Ketua DPD Lembaga Perlindungan Konsumen Nusantara Indonesia (LPKNI) Kabupaten Merangin, Sukarlan, menegaskan pihaknya tidak akan memberikan ruang kompromi sedikit pun bagi pelaku usaha yang merugikan publik secara sistematis. Saat ini, penanganan perkara tinggal menunggu dokumen resmi dari tim ahli sebelum Polres Merangin melanggar ke tahap gelar perkara.
"Proses hukumnya sedang berjalan di Polres Merangin. Kami masih menunggu surat balasan dari tim ahli untuk segera dilanjutkan dengan gelar perkara," tegas Sukarlan saat dikonfirmasi portal Newslan.id.
Kekesalan publik dan LPKNI bukan tanpa dasar. Produsen beras super Kerinci merek Nur terbukti secara telanjang melanggar regulasi dengan tidak mencantumkan volume atau berat bersih (netto) pada kemasannya.
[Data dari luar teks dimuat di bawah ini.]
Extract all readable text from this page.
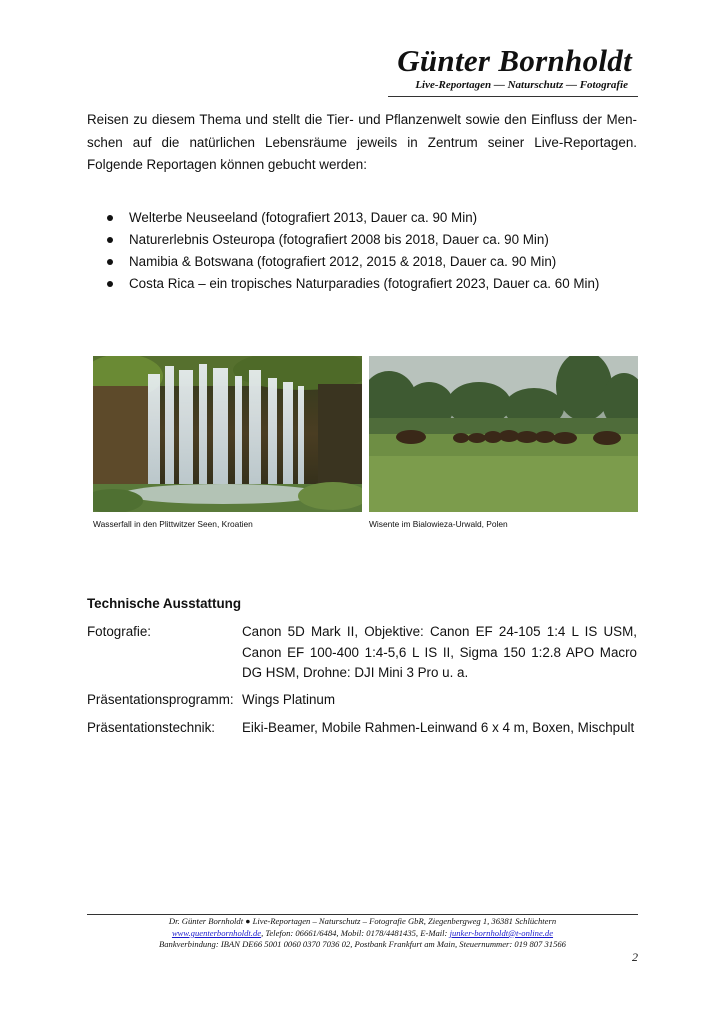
Günter Bornholdt
Live-Reportagen — Naturschutz — Fotografie
Reisen zu diesem Thema und stellt die Tier- und Pflanzenwelt sowie den Einfluss der Menschen auf die natürlichen Lebensräume jeweils in Zentrum seiner Live-Reportagen. Folgende Reportagen können gebucht werden:
Welterbe Neuseeland (fotografiert 2013, Dauer ca. 90 Min)
Naturerlebnis Osteuropa (fotografiert 2008 bis 2018, Dauer ca. 90 Min)
Namibia & Botswana (fotografiert 2012, 2015 & 2018, Dauer ca. 90 Min)
Costa Rica – ein tropisches Naturparadies (fotografiert 2023, Dauer ca. 60 Min)
Wasserfall in den Plittwitzer Seen, Kroatien	Wisente im Bialowieza-Urwald, Polen
Technische Ausstattung
Fotografie:	Canon 5D Mark II, Objektive: Canon EF 24-105 1:4 L IS USM, Canon EF 100-400 1:4-5,6 L IS II, Sigma 150 1:2.8 APO Macro DG HSM, Drohne: DJI Mini 3 Pro u. a.
Präsentationsprogramm: Wings Platinum
Präsentationstechnik: Eiki-Beamer, Mobile Rahmen-Leinwand 6 x 4 m, Boxen, Mischpult
Dr. Günter Bornholdt ● Live-Reportagen – Naturschutz – Fotografie GbR, Ziegenbergweg 1, 36381 Schlüchtern
www.guenterbornholdt.de, Telefon: 06661/6484, Mobil: 0178/4481435, E-Mail: junker-bornholdt@t-online.de
Bankverbindung: IBAN DE66 5001 0060 0370 7036 02, Postbank Frankfurt am Main, Steuernummer: 019 807 31566
2
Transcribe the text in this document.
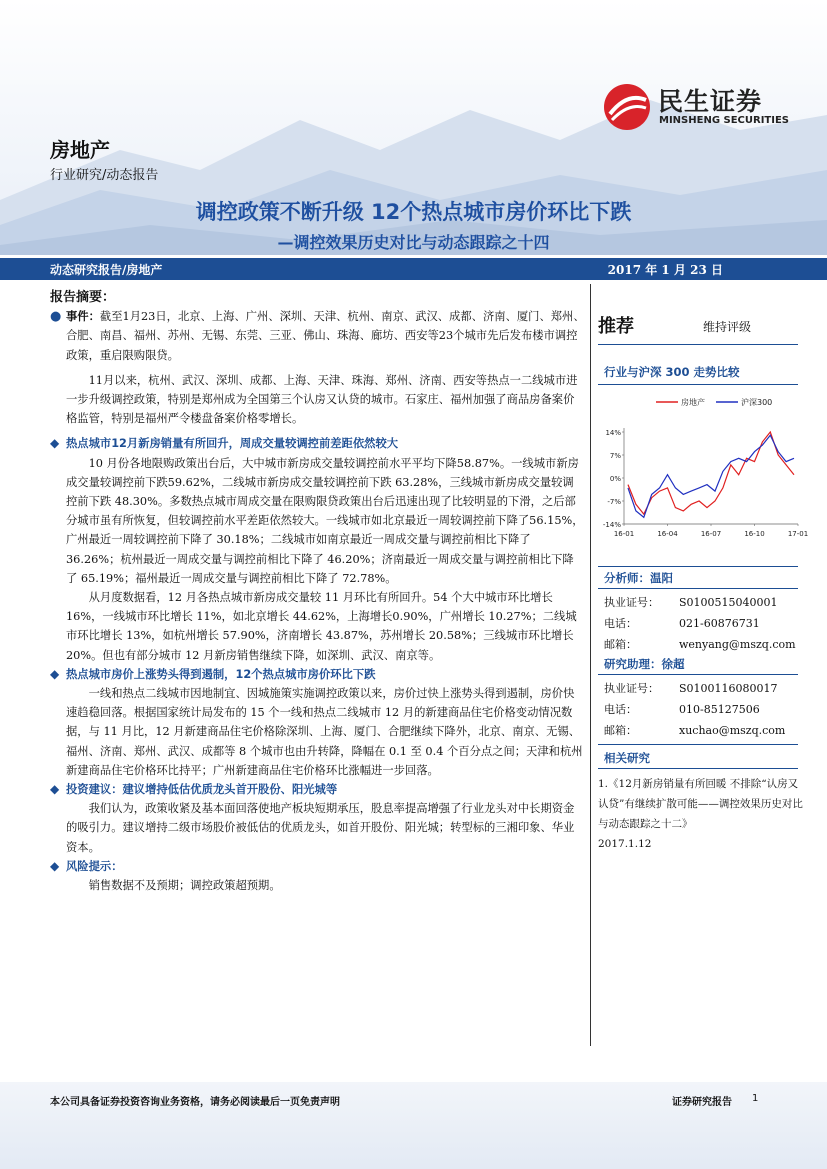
民生证券
MINSHENG SECURITIES
房地产
行业研究/动态报告
调控政策不断升级 12个热点城市房价环比下跌
—调控效果历史对比与动态跟踪之十四
动态研究报告/房地产	2017 年 1 月 23 日

报告摘要：

● 事件：截至1月23日，北京、上海、广州、深圳、天津、杭州、南京、武汉、成都、济南、厦门、郑州、合肥、南昌、福州、苏州、无锡、东莞、三亚、佛山、珠海、廊坊、西安等23个城市先后发布楼市调控政策，重启限购限贷。

11月以来，杭州、武汉、深圳、成都、上海、天津、珠海、郑州、济南、西安等热点一二线城市进一步升级调控政策，特别是郑州成为全国第三个认房又认贷的城市。石家庄、福州加强了商品房备案价格监管，特别是福州严令楼盘备案价格零增长。

◆ 热点城市12月新房销量有所回升，周成交量较调控前差距依然较大

10 月份各地限购政策出台后，大中城市新房成交量较调控前水平平均下降58.87%。一线城市新房成交量较调控前下跌59.62%，二线城市新房成交量较调控前下跌 63.28%，三线城市新房成交量较调控前下跌 48.30%。多数热点城市周成交量在限购限贷政策出台后迅速出现了比较明显的下滑，之后部分城市虽有所恢复，但较调控前水平差距依然较大。一线城市如北京最近一周较调控前下降了56.15%，广州最近一周较调控前下降了 30.18%；二线城市如南京最近一周成交量与调控前相比下降了 36.26%；杭州最近一周成交量与调控前相比下降了 46.20%；济南最近一周成交量与调控前相比下降了 65.19%；福州最近一周成交量与调控前相比下降了 72.78%。

从月度数据看，12 月各热点城市新房成交量较 11 月环比有所回升。54 个大中城市环比增长 16%，一线城市环比增长 11%，如北京增长 44.62%，上海增长0.90%，广州增长 10.27%；二线城市环比增长 13%，如杭州增长 57.90%，济南增长 43.87%，苏州增长 20.58%；三线城市环比增长 20%。但也有部分城市 12 月新房销售继续下降，如深圳、武汉、南京等。

◆ 热点城市房价上涨势头得到遏制，12个热点城市房价环比下跌

一线和热点二线城市因地制宜、因城施策实施调控政策以来，房价过快上涨势头得到遏制，房价快速趋稳回落。根据国家统计局发布的 15 个一线和热点二线城市 12 月的新建商品住宅价格变动情况数据，与 11 月比，12 月新建商品住宅价格除深圳、上海、厦门、合肥继续下降外，北京、南京、无锡、福州、济南、郑州、武汉、成都等 8 个城市也由升转降，降幅在 0.1 至 0.4 个百分点之间；天津和杭州新建商品住宅价格环比持平；广州新建商品住宅价格环比涨幅进一步回落。

◆ 投资建议：建议增持低估优质龙头首开股份、阳光城等

我们认为，政策收紧及基本面回落使地产板块短期承压，股息率提高增强了行业龙头对中长期资金的吸引力。建议增持二级市场股价被低估的优质龙头，如首开股份、阳光城；转型标的三湘印象、华业资本。

◆ 风险提示：

销售数据不及预期；调控政策超预期。

推荐	维持评级
行业与沪深 300 走势比较
房地产	沪深300
14%
7%
0%
-7%
-14%
16-01	16-04	16-07	16-10	17-01
分析师：温阳
执业证号： S0100515040001
电话：	021-60876731
邮箱：	wenyang@mszq.com
研究助理：徐超
执业证号： S0100116080017
电话：	010-85127506
邮箱：	xuchao@mszq.com
相关研究
1.《12月新房销量有所回暖 不排除“认房又认贷”有继续扩散可能——调控效果历史对比与动态跟踪之十二》
2017.1.12
本公司具备证券投资咨询业务资格，请务必阅读最后一页免责声明	证券研究报告 1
Tindakan ini disinyalir bukan sekadar kelalaian administratif, melainkan indikasi kuat praktik penipuan terstruktur terhadap konsumen yang telah berlangsung tanpa tersentuh hukum selama berpuluh-puluh tahun.
Bukti kejahatan hak konsumen ini kian tak terbantahkan setelah tim gabungan dari Dinas Perdagangan Kabupaten Merangin, Dinas Ketahanan Pangan Provinsi Jambi, serta Dinas Perdagangan Kabupaten Kerinci melakukan inspeksi mendadak dan menyerahkan seluruh barang bukti sah kepada penyidik Polres Merangin.
LPKNI Merangin akan terus mengawal kasus ini hingga menyeret pihak-hal yang bertanggung jawab ke meja hijau. Jangan sampai penegakan hukum di wilayah hukum Merangin mendadak "tumpul ke atas" saat berhadapan dengan pemain bisnis lama. (Red)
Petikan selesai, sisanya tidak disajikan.